A design by Japanese architect Kengo Kuma has been chosen to be the country’s new 80,000-capacity National Stadium, which will be the centrepiece of the 2020 Olympics and Paralympics in Tokyo, it was announced today.
Kuma’s design, which will cost ¥149 billion (£806 million/$1.2 billion/€1.1 billion), was put forward by the Japan Sport Council (JSC), who are in charge of the process, and it was approved today by the Government.
It is part of a consortium of companies which also included construction giant Taisei Corp.
The Stadium is due to be completed by November 2019.
“I think this is a wonderful plan that meets criteria such as basic principles, construction period and cost,” Japan’s Prime Minister Shinzō Abe said.
“This is an excellent plan that satisfies the principle philosophy, construction, deadline and cost of the Olympic plan.”
Kuma’s combined steel and wood structure, with a relatively flat roof with shrubbery along its outer concourses, echoes traditional Japanese temple designs.
It stands 49.2 metres tall, with the track and field below ground level, and is about 20 metres lower than the scrapped design that drew complaints that it dominated the surrounding area.
It had been “design A” in the two plans shortlisted by the JSC last week
One architecture critic has claimed the design “looks like a pile of salad plates cleared away before anyone had finished, with bits of lettuce poking out from between the stack of saucers”.
Kuma’s design was chosen ahead of a three-way venture comprising Takenaka Corp., Shimizu Corp. and Obayashi Corp. and involving architect Toyo Ito.
“I am delighted that the selected design proposal for the new national stadium reflects the firm request for an early completion date made by chair of the IOC Coordination Commission Mr. John Coates, the IOC and the Tokyo 2020 Organising Committee,” said Yoshirō Mori, President of Tokyo 2020.

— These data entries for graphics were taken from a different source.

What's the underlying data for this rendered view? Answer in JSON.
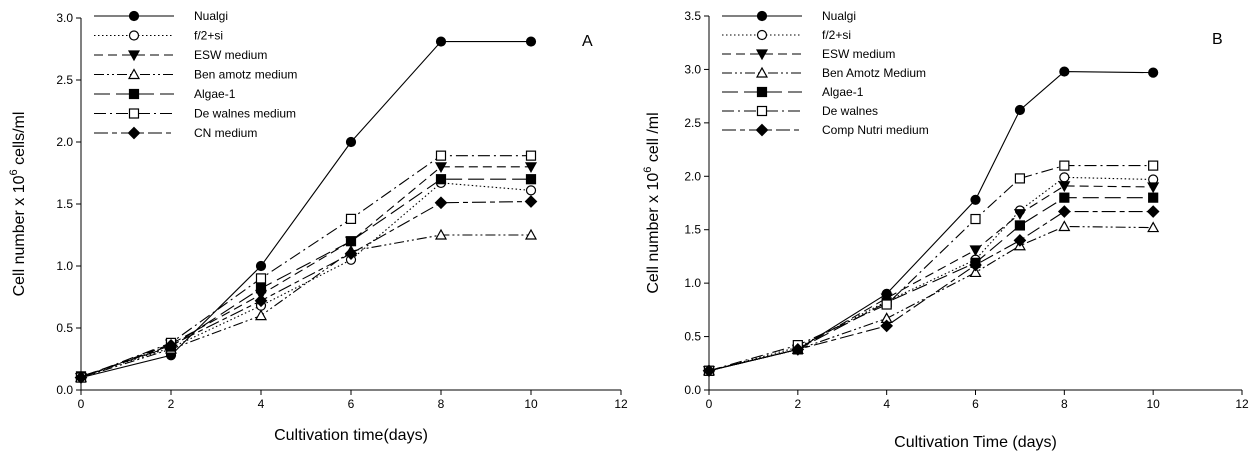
{
  "chart_data": [
    {
      "type": "line",
      "panel_label": "A",
      "xlabel": "Cultivation time(days)",
      "ylabel_pre": "Cell number x 10",
      "ylabel_sup": "6",
      "ylabel_post": " cells/ml",
      "xlim": [
        0,
        12
      ],
      "ylim": [
        0,
        3.0
      ],
      "x_ticks": [
        0,
        2,
        4,
        6,
        8,
        10,
        12
      ],
      "x_tick_labels": [
        "0",
        "2",
        "4",
        "6",
        "8",
        "10",
        "12"
      ],
      "y_ticks": [
        0,
        0.5,
        1.0,
        1.5,
        2.0,
        2.5,
        3.0
      ],
      "y_tick_labels": [
        "0.0",
        "0.5",
        "1.0",
        "1.5",
        "2.0",
        "2.5",
        "3.0"
      ],
      "grid": false,
      "legend_position": "top-left",
      "series": [
        {
          "name": "Nualgi",
          "marker": "circle-filled",
          "dash": "solid",
          "x": [
            0,
            2,
            4,
            6,
            8,
            10
          ],
          "y": [
            0.1,
            0.28,
            1.0,
            2.0,
            2.81,
            2.81
          ]
        },
        {
          "name": "f/2+si",
          "marker": "circle-open",
          "dash": "dotted",
          "x": [
            0,
            2,
            4,
            6,
            8,
            10
          ],
          "y": [
            0.11,
            0.34,
            0.68,
            1.05,
            1.67,
            1.61
          ]
        },
        {
          "name": "ESW medium",
          "marker": "triangle-down-filled",
          "dash": "dashed",
          "x": [
            0,
            2,
            4,
            6,
            8,
            10
          ],
          "y": [
            0.1,
            0.37,
            0.77,
            1.2,
            1.8,
            1.8
          ]
        },
        {
          "name": "Ben amotz medium",
          "marker": "triangle-up-open",
          "dash": "dash-dot-dot",
          "x": [
            0,
            2,
            4,
            6,
            8,
            10
          ],
          "y": [
            0.1,
            0.33,
            0.6,
            1.12,
            1.25,
            1.25
          ]
        },
        {
          "name": "Algae-1",
          "marker": "square-filled",
          "dash": "long-dash",
          "x": [
            0,
            2,
            4,
            6,
            8,
            10
          ],
          "y": [
            0.11,
            0.35,
            0.82,
            1.2,
            1.7,
            1.7
          ]
        },
        {
          "name": "De walnes medium",
          "marker": "square-open",
          "dash": "dash-dot",
          "x": [
            0,
            2,
            4,
            6,
            8,
            10
          ],
          "y": [
            0.1,
            0.38,
            0.9,
            1.38,
            1.89,
            1.89
          ]
        },
        {
          "name": "CN medium",
          "marker": "diamond-filled",
          "dash": "long-short",
          "x": [
            0,
            2,
            4,
            6,
            8,
            10
          ],
          "y": [
            0.1,
            0.36,
            0.72,
            1.1,
            1.51,
            1.52
          ]
        }
      ]
    },
    {
      "type": "line",
      "panel_label": "B",
      "xlabel": "Cultivation Time (days)",
      "ylabel_pre": "Cell number x 10",
      "ylabel_sup": "6",
      "ylabel_post": " cell /ml",
      "xlim": [
        0,
        12
      ],
      "ylim": [
        0,
        3.5
      ],
      "x_ticks": [
        0,
        2,
        4,
        6,
        8,
        10,
        12
      ],
      "x_tick_labels": [
        "0",
        "2",
        "4",
        "6",
        "8",
        "10",
        "12"
      ],
      "y_ticks": [
        0,
        0.5,
        1.0,
        1.5,
        2.0,
        2.5,
        3.0,
        3.5
      ],
      "y_tick_labels": [
        "0.0",
        "0.5",
        "1.0",
        "1.5",
        "2.0",
        "2.5",
        "3.0",
        "3.5"
      ],
      "grid": false,
      "legend_position": "top-left",
      "series": [
        {
          "name": "Nualgi",
          "marker": "circle-filled",
          "dash": "solid",
          "x": [
            0,
            2,
            4,
            6,
            7,
            8,
            10
          ],
          "y": [
            0.18,
            0.38,
            0.9,
            1.78,
            2.62,
            2.98,
            2.97
          ]
        },
        {
          "name": "f/2+si",
          "marker": "circle-open",
          "dash": "dotted",
          "x": [
            0,
            2,
            4,
            6,
            7,
            8,
            10
          ],
          "y": [
            0.18,
            0.4,
            0.83,
            1.22,
            1.68,
            1.99,
            1.97
          ]
        },
        {
          "name": "ESW medium",
          "marker": "triangle-down-filled",
          "dash": "dashed",
          "x": [
            0,
            2,
            4,
            6,
            7,
            8,
            10
          ],
          "y": [
            0.18,
            0.38,
            0.86,
            1.31,
            1.65,
            1.91,
            1.9
          ]
        },
        {
          "name": "Ben Amotz Medium",
          "marker": "triangle-up-open",
          "dash": "dash-dot-dot",
          "x": [
            0,
            2,
            4,
            6,
            7,
            8,
            10
          ],
          "y": [
            0.18,
            0.38,
            0.67,
            1.1,
            1.35,
            1.53,
            1.52
          ]
        },
        {
          "name": "Algae-1",
          "marker": "square-filled",
          "dash": "long-dash",
          "x": [
            0,
            2,
            4,
            6,
            7,
            8,
            10
          ],
          "y": [
            0.18,
            0.38,
            0.82,
            1.19,
            1.54,
            1.8,
            1.8
          ]
        },
        {
          "name": "De walnes",
          "marker": "square-open",
          "dash": "dash-dot",
          "x": [
            0,
            2,
            4,
            6,
            7,
            8,
            10
          ],
          "y": [
            0.18,
            0.42,
            0.8,
            1.6,
            1.98,
            2.1,
            2.1
          ]
        },
        {
          "name": "Comp Nutri medium",
          "marker": "diamond-filled",
          "dash": "long-short",
          "x": [
            0,
            2,
            4,
            6,
            7,
            8,
            10
          ],
          "y": [
            0.18,
            0.38,
            0.6,
            1.17,
            1.4,
            1.67,
            1.67
          ]
        }
      ]
    }
  ]
}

“I would like to express my sincere gratitude to the National Government and all related parties for their efforts.
“The Stadium incorporates the views of experts in the construction field and we are looking forward very much to using the new Stadium as the centerpiece of the Tokyo 2020 Games.
“I am confident that the Stadium will be the perfect setting for both athletes and spectators alike.”
The decision to choose Kuma’s proposal was made following a review process which included evaluating the two designs and holding 90 minute interviews for each group.
The JSC’s seven-member panel specialising in architecture and landscape marked the proposals out of 140 points, with cost and construction time accounting for 70 points, attention toward “Japanese-ness” for 50, and enforcement policy for 20.
The two design proposals were unveiled last week.
In addition to the evaluations, the views of former athletes and public comments posted online were taken into account before Kazumi Ohigashi, senior JSC director in charge of the project and stadium operations, selected the winner.
In July, the Japanese Government scrapped the original stadium plan conceived by Iraqi-British architect Zaha Hadid amid public outcry over its estimated cost, which had doubled to ¥252 billion (£1.3 billion/$2 billion/€1.8 billion).
A statement from Zaha Hadid Architects sent out after the new design was chosen claimed that budget was not the main reason they lost the contract.
They insisted they had made modifications to address financial concerns.
“Sadly the Japanese authorities, with the support of some of those from our own profession in Japan, have colluded to close the doors on the project to the world,” it said.